In Raising Elijah I seek a path out of that despair. This book is not about shopping differently. Indeed, it rejects altogether the notion that toxicity should be a consumer choice. Instead, it seeks the higher ground of human rights in which to explore systemic solutions to the ongoing chemical contamination of our children and our biosphere. And because I believe that stories move us to action more than data alone, the scientific evidence is strapped to the hood of an autobiographical tale that begins with the birth of my son and spans the first nine years of my life as a biologist mother of two. Once I chronicled interspecies relationships in a central American rainforest; now I seek to understand the complex habitat of my own household. (Readers who seek more technical detail will find it in the Source Notes at the end.)
Throughout these chapters, I discover that the domestic routines of family life with young children—however isolated and detached from public life they seem—are inextricably bound to the most urgent public health issues of our time. Bedtime snacks are linked to global systems of agricultural subsidies. Sunburn at the beach is linked to the stability of the ozone layer, which, in turn, is threatened by particular pesticides used in the production of tomatoes and strawberries. Risks for asthma are related to transportation and energy policies. The highly explosive raw materials used for manufacturing my kitchen floor pose demonstrable threats to national security. The rabid bat I capture in the kids’ bedroom reveals the precautionary principle in action as an enlightened public health policy. The proposal to shatter the shale bedrock of our rural county and extract from it natural gas reveals the abandonment of that same principle (Chapter 10).

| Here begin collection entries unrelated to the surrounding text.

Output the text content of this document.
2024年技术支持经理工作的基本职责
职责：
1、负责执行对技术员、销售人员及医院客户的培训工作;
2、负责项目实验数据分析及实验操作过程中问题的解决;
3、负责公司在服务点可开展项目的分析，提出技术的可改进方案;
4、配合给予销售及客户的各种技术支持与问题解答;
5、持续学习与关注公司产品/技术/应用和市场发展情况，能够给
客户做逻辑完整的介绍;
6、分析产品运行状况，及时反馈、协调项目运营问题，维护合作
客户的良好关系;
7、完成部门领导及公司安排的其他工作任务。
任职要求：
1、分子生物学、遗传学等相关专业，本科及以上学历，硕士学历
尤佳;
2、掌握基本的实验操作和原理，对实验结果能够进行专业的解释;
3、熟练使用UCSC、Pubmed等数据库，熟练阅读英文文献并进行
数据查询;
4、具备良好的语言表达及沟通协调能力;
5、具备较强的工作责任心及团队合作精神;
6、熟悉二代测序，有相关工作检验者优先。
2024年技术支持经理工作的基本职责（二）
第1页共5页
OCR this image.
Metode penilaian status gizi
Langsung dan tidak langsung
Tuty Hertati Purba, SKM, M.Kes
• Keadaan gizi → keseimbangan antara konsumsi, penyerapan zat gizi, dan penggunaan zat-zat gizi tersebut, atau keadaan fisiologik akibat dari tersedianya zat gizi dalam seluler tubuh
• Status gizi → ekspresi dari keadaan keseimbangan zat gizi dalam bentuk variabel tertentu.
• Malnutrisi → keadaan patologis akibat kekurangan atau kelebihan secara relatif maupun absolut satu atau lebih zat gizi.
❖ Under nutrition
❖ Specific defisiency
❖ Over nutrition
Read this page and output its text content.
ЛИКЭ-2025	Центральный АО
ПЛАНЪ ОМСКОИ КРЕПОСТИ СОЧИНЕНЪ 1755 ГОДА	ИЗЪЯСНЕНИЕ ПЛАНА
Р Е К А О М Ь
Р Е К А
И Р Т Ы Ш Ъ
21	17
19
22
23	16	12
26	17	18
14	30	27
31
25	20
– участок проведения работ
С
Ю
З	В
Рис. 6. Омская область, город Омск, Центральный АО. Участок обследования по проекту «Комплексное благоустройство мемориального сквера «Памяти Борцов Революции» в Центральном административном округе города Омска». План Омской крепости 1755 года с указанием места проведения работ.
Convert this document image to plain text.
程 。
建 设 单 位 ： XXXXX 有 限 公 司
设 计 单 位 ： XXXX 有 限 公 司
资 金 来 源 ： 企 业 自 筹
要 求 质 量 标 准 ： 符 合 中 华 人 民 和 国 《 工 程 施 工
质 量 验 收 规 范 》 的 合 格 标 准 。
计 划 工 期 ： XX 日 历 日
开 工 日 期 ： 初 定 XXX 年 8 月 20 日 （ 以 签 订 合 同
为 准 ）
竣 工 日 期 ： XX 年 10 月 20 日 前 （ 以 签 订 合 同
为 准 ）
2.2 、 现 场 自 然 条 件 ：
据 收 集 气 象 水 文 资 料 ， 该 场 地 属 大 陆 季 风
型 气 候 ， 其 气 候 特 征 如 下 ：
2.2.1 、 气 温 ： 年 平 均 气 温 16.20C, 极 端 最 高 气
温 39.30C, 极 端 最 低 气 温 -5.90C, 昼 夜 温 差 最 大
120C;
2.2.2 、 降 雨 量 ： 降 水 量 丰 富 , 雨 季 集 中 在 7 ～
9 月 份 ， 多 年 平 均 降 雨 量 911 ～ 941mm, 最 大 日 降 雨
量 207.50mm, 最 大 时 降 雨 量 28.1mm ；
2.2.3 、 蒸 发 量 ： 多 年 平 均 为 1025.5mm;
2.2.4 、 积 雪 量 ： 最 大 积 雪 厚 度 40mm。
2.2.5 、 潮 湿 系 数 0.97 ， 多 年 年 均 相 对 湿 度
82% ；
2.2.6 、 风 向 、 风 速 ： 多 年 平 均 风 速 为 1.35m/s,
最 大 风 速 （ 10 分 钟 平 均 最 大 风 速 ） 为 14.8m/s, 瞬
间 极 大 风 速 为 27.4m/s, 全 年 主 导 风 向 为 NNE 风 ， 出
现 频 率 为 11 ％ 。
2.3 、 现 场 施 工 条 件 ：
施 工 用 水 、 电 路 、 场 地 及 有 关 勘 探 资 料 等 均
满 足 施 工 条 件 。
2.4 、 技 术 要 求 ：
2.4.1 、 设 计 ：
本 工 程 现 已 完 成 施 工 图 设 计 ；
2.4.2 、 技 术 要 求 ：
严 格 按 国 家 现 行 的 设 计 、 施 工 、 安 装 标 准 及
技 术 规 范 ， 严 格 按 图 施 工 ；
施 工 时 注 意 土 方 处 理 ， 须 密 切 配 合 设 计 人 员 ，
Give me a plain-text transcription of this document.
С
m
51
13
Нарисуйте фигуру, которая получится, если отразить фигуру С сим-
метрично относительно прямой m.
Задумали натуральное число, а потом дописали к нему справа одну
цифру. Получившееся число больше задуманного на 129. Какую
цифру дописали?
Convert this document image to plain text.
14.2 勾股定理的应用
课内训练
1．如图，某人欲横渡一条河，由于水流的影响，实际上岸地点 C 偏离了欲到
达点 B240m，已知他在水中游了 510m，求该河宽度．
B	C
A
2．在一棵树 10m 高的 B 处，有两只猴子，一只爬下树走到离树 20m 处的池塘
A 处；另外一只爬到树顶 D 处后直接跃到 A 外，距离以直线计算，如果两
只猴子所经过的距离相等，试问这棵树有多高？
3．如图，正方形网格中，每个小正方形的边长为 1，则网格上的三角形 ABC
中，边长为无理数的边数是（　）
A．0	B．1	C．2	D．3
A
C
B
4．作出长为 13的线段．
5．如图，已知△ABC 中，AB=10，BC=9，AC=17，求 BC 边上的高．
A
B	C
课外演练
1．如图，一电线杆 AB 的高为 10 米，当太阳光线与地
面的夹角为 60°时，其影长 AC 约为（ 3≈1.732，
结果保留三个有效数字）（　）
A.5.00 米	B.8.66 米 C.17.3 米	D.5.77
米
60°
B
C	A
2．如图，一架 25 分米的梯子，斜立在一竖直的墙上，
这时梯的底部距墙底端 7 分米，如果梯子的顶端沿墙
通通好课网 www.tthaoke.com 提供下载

And through these various explorations, two epiphanies emerge:
One: Current environmental policies must be realigned to safeguard the healthy development of children and sustain planetary life-support systems on which their lives depend. Only within a new regulatory framework can parents carry out our two most fundamental duties: to protect our children from harm and provide for their future.
Two: Such a realignment necessitates emancipation from our terrible enslavement to fossil fuels in all their toxic forms. In other words, as Elijah Lovejoy exhorted his fellow citizens when encouraging them to imagine a U.S. economy no longer dependent on the unpaid labor of people held as property: It’s time to “show a spirit of freedom.”